Selon les conclusions de l'étude, publiée dans la revue Scientific Reports, l'exploitation du bois et l'agriculture ont aussi réduit la taille moyenne des parcelles d'habitat des éléphants de plus de 80%, passée de 99.000 à 16.000 kilomètres carrés.
"Les îlots restants sont très fragmentés et plus de la moitié d'entre eux potentiellement de mauvaise qualité, ce qui peut entraîner des interactions négatives entre les espèces sauvages et les humains, en particulier dans les zones agricoles", ajoute Mme de Silva.
Les éléphants d'Asie, 100% herbivores et pouvant consommer jusqu'à 150 kg de plantes par jour, peuvent occasionner d'importants dégâts dans les cultures et les plantations.
En analysant des données sur l'usage des terres entre l'an 850 et 2015, l'équipe est parvenue, par une modélisation informatique, à reconstituer l'évolution sur 13 siècles et à une échelle continentale.
Dans le détail, l'étude estime que 84% des habitats ont été perdus en Inde et 94% en Chine.
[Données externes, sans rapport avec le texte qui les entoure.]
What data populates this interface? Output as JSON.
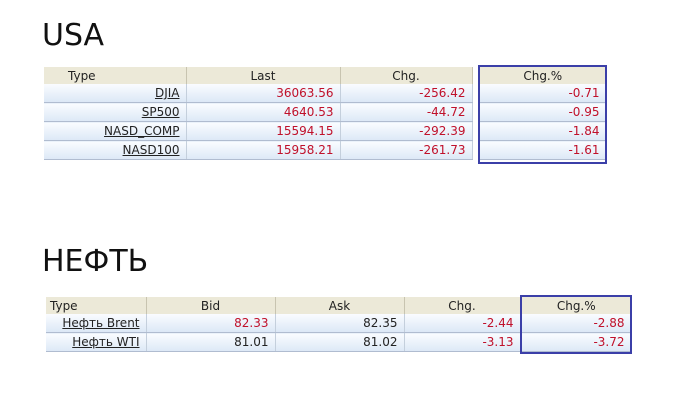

Bangladesh, Thaïlande, Vietnam et Sumatra ont aussi vu plus de la moitié de ces zones détruites, tandis que seule la Malaisie a connu une augmentation de l'aire de répartition sur la période, en particulier à Bornéo (+61%).
- Territoires connectés -
"Le passé est la clé de l'avenir", justifie la biologiste : "si nous voulons protéger et restaurer les habitats, nous devons nous interroger honnêtement sur l'ampleur des actions nécessaires et pour cela avoir une compréhension plus précise du passé".
La méthode pourrait être déclinée pour d'autres espèces et dans d'autres régions, afin d'évaluer les pratiques d'usage des terres et les programmes de restaurations envisagés.
La communauté internationale, en adoptant en décembre l'accord de Kunming-Montréal à la COP15 biodiversité, s'est engagée à placer 30% des terres de la planète sous protection d'ici à 2030.
"L'approche habituelle, qui consiste à augmenter la proportion des terres dites protégées, n'est pas la solution", met en garde la chercheuse, "car les éléphants ont besoin de se déplacer sur de grandes étendues", donc sur des territoires interconnectés.
"De tels programmes de protection peuvent aussi menacer les moyens de subsistance et les cultures humaines", souligne-t-elle, dans une allusion aux droits des peuples autochtones. Ceux-ci entrent régulièrement en tension avec certaines logiques de conservations scientifiques, parfois qualifiées par des militants de "colonialisme vert".
"Au lieu de cela, nous devons trouver des moyens de permettre aux hommes et aux éléphants de partager des paysages de travail, ainsi que de restaurer les systèmes traditionnels de gestion des terres là où c'est possible", défend-elle.
Ces stratégies pourraient aussi bénéficier en cascade aux tigres, rhinocéros et orangs-outangs, ainsi qu'aux bovins sauvages ou aux cerfs, note la biologiste.
L'éléphant d'Asie, avec quelque 50.000 individus dont les deux-tiers en Inde, est considéré "en danger" d'extinction sur la liste rouge de l'UICN, tout comme l'éléphant de savane d'Afrique. La troisième espèce, l'éléphant de forêt d'Afrique, est "en danger critique".